HCH isomers, particularly alpha and gamma have been detected widely in air, soil, water, and sediment as a result of historic production and use. As pesticide applications of HCH were increasingly restricted or eliminated, environmental levels declined. Lindane has a half-life of about two weeks in soils and water. HCH does not bioaccumulate to an appreciable extent in plants (ATSDR, 2005). However, HCH isomers are lipophilic, so they can accumulate in fatty tissues of animals. General population exposure to HCH is through the diet. The U.S. FDA pesticide monitoring program has shown a temporal decline in the detection of lindane, from 6% of samples in 1982–1984 to 2% in 1994 (FDA, 2008; Gunderson 1988). Pesticide applicators or agricultural workers could be exposed to HCH by inhalation and dermal pathways.

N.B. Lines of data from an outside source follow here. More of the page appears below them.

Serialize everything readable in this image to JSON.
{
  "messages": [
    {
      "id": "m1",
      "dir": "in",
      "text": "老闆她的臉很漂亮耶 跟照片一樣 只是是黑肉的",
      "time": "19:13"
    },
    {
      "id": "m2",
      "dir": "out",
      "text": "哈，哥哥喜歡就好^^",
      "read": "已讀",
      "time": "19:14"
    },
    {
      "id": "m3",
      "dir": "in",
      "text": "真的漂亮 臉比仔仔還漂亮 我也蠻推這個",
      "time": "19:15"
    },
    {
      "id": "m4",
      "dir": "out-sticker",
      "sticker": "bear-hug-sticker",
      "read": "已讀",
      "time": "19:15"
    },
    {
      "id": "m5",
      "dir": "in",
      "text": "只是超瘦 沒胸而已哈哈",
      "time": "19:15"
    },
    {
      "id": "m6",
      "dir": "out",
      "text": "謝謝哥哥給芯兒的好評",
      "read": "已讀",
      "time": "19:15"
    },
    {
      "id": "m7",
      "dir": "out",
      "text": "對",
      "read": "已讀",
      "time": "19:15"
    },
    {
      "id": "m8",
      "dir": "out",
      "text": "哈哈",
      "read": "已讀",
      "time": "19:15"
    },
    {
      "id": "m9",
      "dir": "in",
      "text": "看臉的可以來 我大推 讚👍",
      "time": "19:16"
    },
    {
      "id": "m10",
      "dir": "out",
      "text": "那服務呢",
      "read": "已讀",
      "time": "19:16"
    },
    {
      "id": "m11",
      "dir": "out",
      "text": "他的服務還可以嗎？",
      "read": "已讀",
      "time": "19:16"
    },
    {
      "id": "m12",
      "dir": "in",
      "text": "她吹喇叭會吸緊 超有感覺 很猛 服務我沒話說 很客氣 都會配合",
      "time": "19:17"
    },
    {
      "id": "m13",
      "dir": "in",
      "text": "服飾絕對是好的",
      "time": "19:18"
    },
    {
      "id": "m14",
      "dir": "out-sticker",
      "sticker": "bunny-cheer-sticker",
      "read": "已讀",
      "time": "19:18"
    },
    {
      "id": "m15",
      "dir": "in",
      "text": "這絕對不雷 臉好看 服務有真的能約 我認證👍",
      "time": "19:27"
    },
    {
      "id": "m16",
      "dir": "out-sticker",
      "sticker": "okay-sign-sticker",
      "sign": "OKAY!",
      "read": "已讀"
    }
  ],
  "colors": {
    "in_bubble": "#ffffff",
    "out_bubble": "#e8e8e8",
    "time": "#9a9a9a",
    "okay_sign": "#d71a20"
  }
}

HCH isomers are absorbed after inhalation, ingestion, or dermal exposure. Distribution is mainly to fatty tissues. After dermal application of lindane 1% lotion, the serum half-life was about 20 hours among children (Ginsburg et al., 1977). The beta isomer accumulates in fatty tissues and is metabolized more slowly, resulting in a half-life of about seven years. HCH isomers are metabolized to chlorophenol metabolites that are excreted in the urine (Angerer et al., 1983). HCH crosses the placenta and is also excreted in breast milk (Radomski et al., 1971; Rogan, 1996; Saxena et al., 1981).

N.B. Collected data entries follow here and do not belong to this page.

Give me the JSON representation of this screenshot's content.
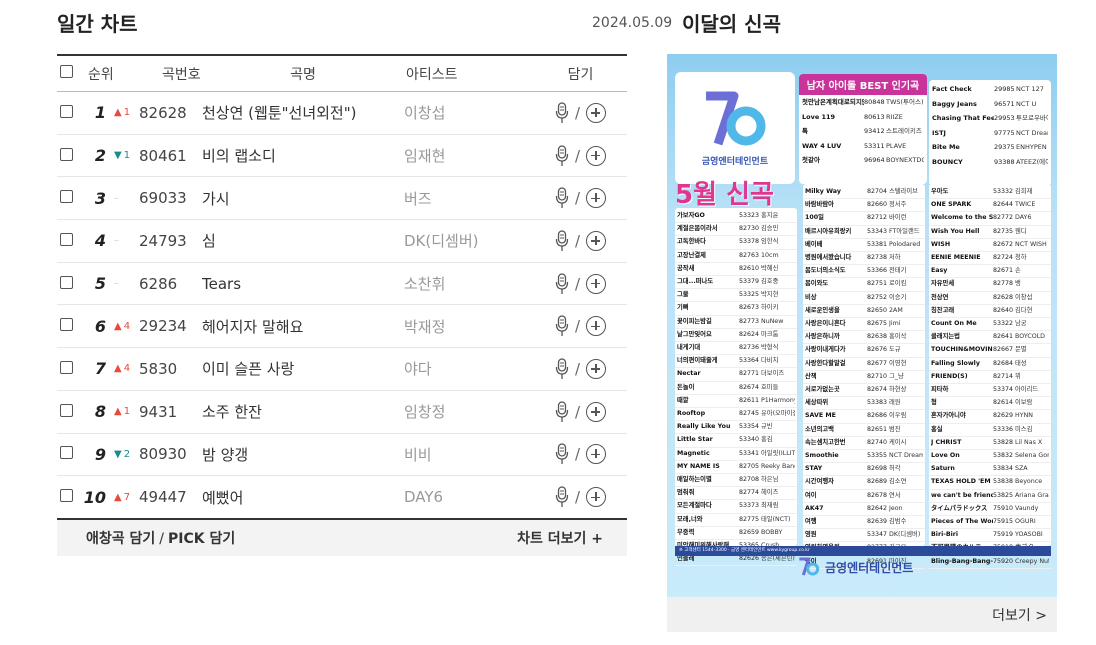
{
  "daily": {
    "title": "일간 차트",
    "headers": {
      "rank": "순위",
      "no": "곡번호",
      "title": "곡명",
      "artist": "아티스트",
      "save": "담기"
    },
    "slash": "/",
    "rows": [
      {
        "rank": "1",
        "dir": "up",
        "chg": "1",
        "no": "82628",
        "title": "천상연 (웹툰\"선녀외전\")",
        "artist": "이창섭"
      },
      {
        "rank": "2",
        "dir": "down",
        "chg": "1",
        "no": "80461",
        "title": "비의 랩소디",
        "artist": "임재현"
      },
      {
        "rank": "3",
        "dir": "same",
        "chg": "–",
        "no": "69033",
        "title": "가시",
        "artist": "버즈"
      },
      {
        "rank": "4",
        "dir": "same",
        "chg": "–",
        "no": "24793",
        "title": "심",
        "artist": "DK(디셈버)"
      },
      {
        "rank": "5",
        "dir": "same",
        "chg": "–",
        "no": "6286",
        "title": "Tears",
        "artist": "소찬휘"
      },
      {
        "rank": "6",
        "dir": "up",
        "chg": "4",
        "no": "29234",
        "title": "헤어지자 말해요",
        "artist": "박재정"
      },
      {
        "rank": "7",
        "dir": "up",
        "chg": "4",
        "no": "5830",
        "title": "이미 슬픈 사랑",
        "artist": "야다"
      },
      {
        "rank": "8",
        "dir": "up",
        "chg": "1",
        "no": "9431",
        "title": "소주 한잔",
        "artist": "임창정"
      },
      {
        "rank": "9",
        "dir": "down",
        "chg": "2",
        "no": "80930",
        "title": "밤 양갱",
        "artist": "비비"
      },
      {
        "rank": "10",
        "dir": "up",
        "chg": "7",
        "no": "49447",
        "title": "예뻤어",
        "artist": "DAY6"
      }
    ],
    "footer": {
      "left1": "애창곡 담기",
      "sep": "/",
      "left2": "PICK 담기",
      "right": "차트 더보기 +"
    }
  },
  "newsongs": {
    "date": "2024.05.09",
    "title": "이달의 신곡",
    "more": "더보기 >",
    "poster": {
      "company": "금영엔터테인먼트",
      "best_title": "남자 아이돌 BEST 인기곡",
      "may_title": "5월 신곡",
      "best_left": [
        {
          "t": "첫만남은계획대로되지않아",
          "n": "80848",
          "a": "TWS(투어스)"
        },
        {
          "t": "Love 119",
          "n": "80613",
          "a": "RIIZE"
        },
        {
          "t": "톡",
          "n": "93412",
          "a": "스트레이키즈"
        },
        {
          "t": "WAY 4 LUV",
          "n": "53311",
          "a": "PLAVE"
        },
        {
          "t": "첫같아",
          "n": "96964",
          "a": "BOYNEXTDOOR"
        }
      ],
      "best_right": [
        {
          "t": "Fact Check",
          "n": "29985",
          "a": "NCT 127"
        },
        {
          "t": "Baggy Jeans",
          "n": "96571",
          "a": "NCT U"
        },
        {
          "t": "Chasing That Feeling",
          "n": "29953",
          "a": "투모로우바이투게더"
        },
        {
          "t": "ISTJ",
          "n": "97775",
          "a": "NCT Dream"
        },
        {
          "t": "Bite Me",
          "n": "29375",
          "a": "ENHYPEN"
        },
        {
          "t": "BOUNCY",
          "n": "93388",
          "a": "ATEEZ(에이티즈)"
        }
      ],
      "list1": [
        {
          "t": "가보자GO",
          "n": "53323",
          "a": "홍지윤"
        },
        {
          "t": "계절은봄이라서",
          "n": "82730",
          "a": "김승민"
        },
        {
          "t": "고독한바다",
          "n": "53378",
          "a": "임한식"
        },
        {
          "t": "고장난결제",
          "n": "82763",
          "a": "10cm"
        },
        {
          "t": "공작새",
          "n": "82610",
          "a": "박혜신"
        },
        {
          "t": "그대...떠나도",
          "n": "53379",
          "a": "김호중"
        },
        {
          "t": "그물",
          "n": "53325",
          "a": "박지현"
        },
        {
          "t": "기뻐",
          "n": "82673",
          "a": "하이키"
        },
        {
          "t": "꽃이피는밤길",
          "n": "82773",
          "a": "NuNew"
        },
        {
          "t": "날그만잊어요",
          "n": "82624",
          "a": "마크툽"
        },
        {
          "t": "내게기대",
          "n": "82736",
          "a": "박형식"
        },
        {
          "t": "너의편이돼줄게",
          "n": "53364",
          "a": "다비치"
        },
        {
          "t": "Nectar",
          "n": "82771",
          "a": "더보이즈"
        },
        {
          "t": "돈놀이",
          "n": "82674",
          "a": "호미들"
        },
        {
          "t": "때깔",
          "n": "82611",
          "a": "P1Harmony"
        },
        {
          "t": "Rooftop",
          "n": "82745",
          "a": "유아(오마이걸)"
        },
        {
          "t": "Really Like You",
          "n": "53354",
          "a": "규빈"
        },
        {
          "t": "Little Star",
          "n": "53340",
          "a": "홍김"
        },
        {
          "t": "Magnetic",
          "n": "53341",
          "a": "아일릿(ILLIT)"
        },
        {
          "t": "MY NAME IS",
          "n": "82705",
          "a": "Reeky Bang"
        },
        {
          "t": "매일하는이별",
          "n": "82708",
          "a": "하은님"
        },
        {
          "t": "멈춰줘",
          "n": "82774",
          "a": "헤이즈"
        },
        {
          "t": "모든계절마다",
          "n": "53373",
          "a": "최재림"
        },
        {
          "t": "모래,너와",
          "n": "82775",
          "a": "태일(NCT)"
        },
        {
          "t": "무중력",
          "n": "82659",
          "a": "BOBBY"
        },
        {
          "t": "미안해미워해사랑해",
          "n": "53365",
          "a": "Crush"
        },
        {
          "t": "민들레",
          "n": "82626",
          "a": "송은(세븐틴)"
        }
      ],
      "list2": [
        {
          "t": "Milky Way",
          "n": "82704",
          "a": "스텔라이브"
        },
        {
          "t": "바람바람아",
          "n": "82660",
          "a": "정서주"
        },
        {
          "t": "100일",
          "n": "82712",
          "a": "바이런"
        },
        {
          "t": "배르시아유희랑키",
          "n": "53343",
          "a": "FT아일랜드"
        },
        {
          "t": "베이베",
          "n": "53381",
          "a": "Polodared"
        },
        {
          "t": "병원에서봤습니다",
          "n": "82738",
          "a": "저하"
        },
        {
          "t": "봄도너의소식도",
          "n": "53366",
          "a": "전태기"
        },
        {
          "t": "봄이와도",
          "n": "82751",
          "a": "로이킴"
        },
        {
          "t": "비상",
          "n": "82752",
          "a": "이승기"
        },
        {
          "t": "새로운인생을",
          "n": "82650",
          "a": "2AM"
        },
        {
          "t": "사랑은이니흔다",
          "n": "82675",
          "a": "Jimi"
        },
        {
          "t": "사랑은하니까",
          "n": "82638",
          "a": "홍이삭"
        },
        {
          "t": "사랑이내게다가",
          "n": "82676",
          "a": "도규"
        },
        {
          "t": "사랑한다할말걸",
          "n": "82677",
          "a": "이영현"
        },
        {
          "t": "산책",
          "n": "82710",
          "a": "그_냥"
        },
        {
          "t": "서로가없는곳",
          "n": "82674",
          "a": "하현상"
        },
        {
          "t": "세상따위",
          "n": "53383",
          "a": "래원"
        },
        {
          "t": "SAVE ME",
          "n": "82686",
          "a": "이우림"
        },
        {
          "t": "소년의고백",
          "n": "82651",
          "a": "범진"
        },
        {
          "t": "속는셈치고한번",
          "n": "82740",
          "a": "케이시"
        },
        {
          "t": "Smoothie",
          "n": "53355",
          "a": "NCT Dream"
        },
        {
          "t": "STAY",
          "n": "82698",
          "a": "허각"
        },
        {
          "t": "시간여행자",
          "n": "82689",
          "a": "김소연"
        },
        {
          "t": "여이",
          "n": "82678",
          "a": "연서"
        },
        {
          "t": "AK47",
          "n": "82642",
          "a": "Jeon"
        },
        {
          "t": "여행",
          "n": "82639",
          "a": "김범수"
        },
        {
          "t": "영원",
          "n": "53347",
          "a": "DK(디셈버)"
        },
        {
          "t": "영원하였음원",
          "n": "82777",
          "a": "김구윤"
        },
        {
          "t": "용이",
          "n": "82691",
          "a": "마이진"
        }
      ],
      "list3": [
        {
          "t": "우아도",
          "n": "53332",
          "a": "김희재"
        },
        {
          "t": "ONE SPARK",
          "n": "82644",
          "a": "TWICE"
        },
        {
          "t": "Welcome to the Show",
          "n": "82772",
          "a": "DAY6"
        },
        {
          "t": "Wish You Hell",
          "n": "82735",
          "a": "웬디"
        },
        {
          "t": "WISH",
          "n": "82672",
          "a": "NCT WISH"
        },
        {
          "t": "EENIE MEENIE",
          "n": "82724",
          "a": "청하"
        },
        {
          "t": "Easy",
          "n": "82671",
          "a": "손"
        },
        {
          "t": "자유만세",
          "n": "82778",
          "a": "뱅"
        },
        {
          "t": "천상연",
          "n": "82628",
          "a": "이창섭"
        },
        {
          "t": "칭찬고래",
          "n": "82640",
          "a": "김다현"
        },
        {
          "t": "Count On Me",
          "n": "53322",
          "a": "남궁"
        },
        {
          "t": "클래지는법",
          "n": "82641",
          "a": "BOYCOLD"
        },
        {
          "t": "TOUCHIN&MOVIN",
          "n": "82667",
          "a": "문별"
        },
        {
          "t": "Falling Slowly",
          "n": "82684",
          "a": "태성"
        },
        {
          "t": "FRIEND(S)",
          "n": "82714",
          "a": "뷔"
        },
        {
          "t": "피타하",
          "n": "53374",
          "a": "아이리드"
        },
        {
          "t": "형",
          "n": "82614",
          "a": "이보람"
        },
        {
          "t": "혼자가아니야",
          "n": "82629",
          "a": "HYNN"
        },
        {
          "t": "홍실",
          "n": "53336",
          "a": "미스김"
        },
        {
          "t": "J CHRIST",
          "n": "53828",
          "a": "Lil Nas X"
        },
        {
          "t": "Love On",
          "n": "53832",
          "a": "Selena Gomez"
        },
        {
          "t": "Saturn",
          "n": "53834",
          "a": "SZA"
        },
        {
          "t": "TEXAS HOLD 'EM",
          "n": "53838",
          "a": "Beyonce"
        },
        {
          "t": "we can't be friends",
          "n": "53825",
          "a": "Ariana Grande"
        },
        {
          "t": "タイムパラドックス",
          "n": "75910",
          "a": "Vaundy"
        },
        {
          "t": "Pieces of The World",
          "n": "75915",
          "a": "OGURI"
        },
        {
          "t": "Biri-Biri",
          "n": "75919",
          "a": "YOASOBI"
        },
        {
          "t": "不可思議のカルテ",
          "n": "75918",
          "a": "青ブタ"
        },
        {
          "t": "Bling-Bang-Bang-Born",
          "n": "75920",
          "a": "Creepy Nuts"
        }
      ],
      "note": "※ 고객센터 1544-3300 · 금영 엔터테인먼트 www.kygroup.co.kr"
    }
  }
}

Human health effects from HCH isomers at low environmental doses or at biomonitored levels from low environmental exposures are unknown. Acute high dose toxicity in rodents affects the central nervous system, producing decreased activity, ataxia, and seizures. When animals were chronically fed lindane at high doses, enlarged livers, hepatic enzyme induction, and nephropathy developed (IPCS, 2002). Acute high doses of lindane after ingestion or excessive skin application of the 1% lotion have produced seizures in humans, probably by blocking inhibitory neurotransmitters in the central nervous system. Workers who directly handled HCH have complained of headache, paresthesias, tremors, and memory loss (Nigam et al., 1986). OSHA and ACGIH have established workplace standards and guidelines, respectively, for lindane. U.S. EPA has established a drinking water standard, and FDA has established a bottled water standard and food residue tolerances for lindane. IARC classifies hexachlorocyclohexane isomers as possibly carcinogenic to humans, and NTP classifies hexachlorocyclohexane isomers as reasonably anticipated to be human carcinogens. More information about external exposure (i.e., environmental levels) and health effects is available from the U.S. EPA at: http://www.epa.gov/pesticides/ and from ATSDR at: http://www.atsdr.cdc.gov/toxprofiles/.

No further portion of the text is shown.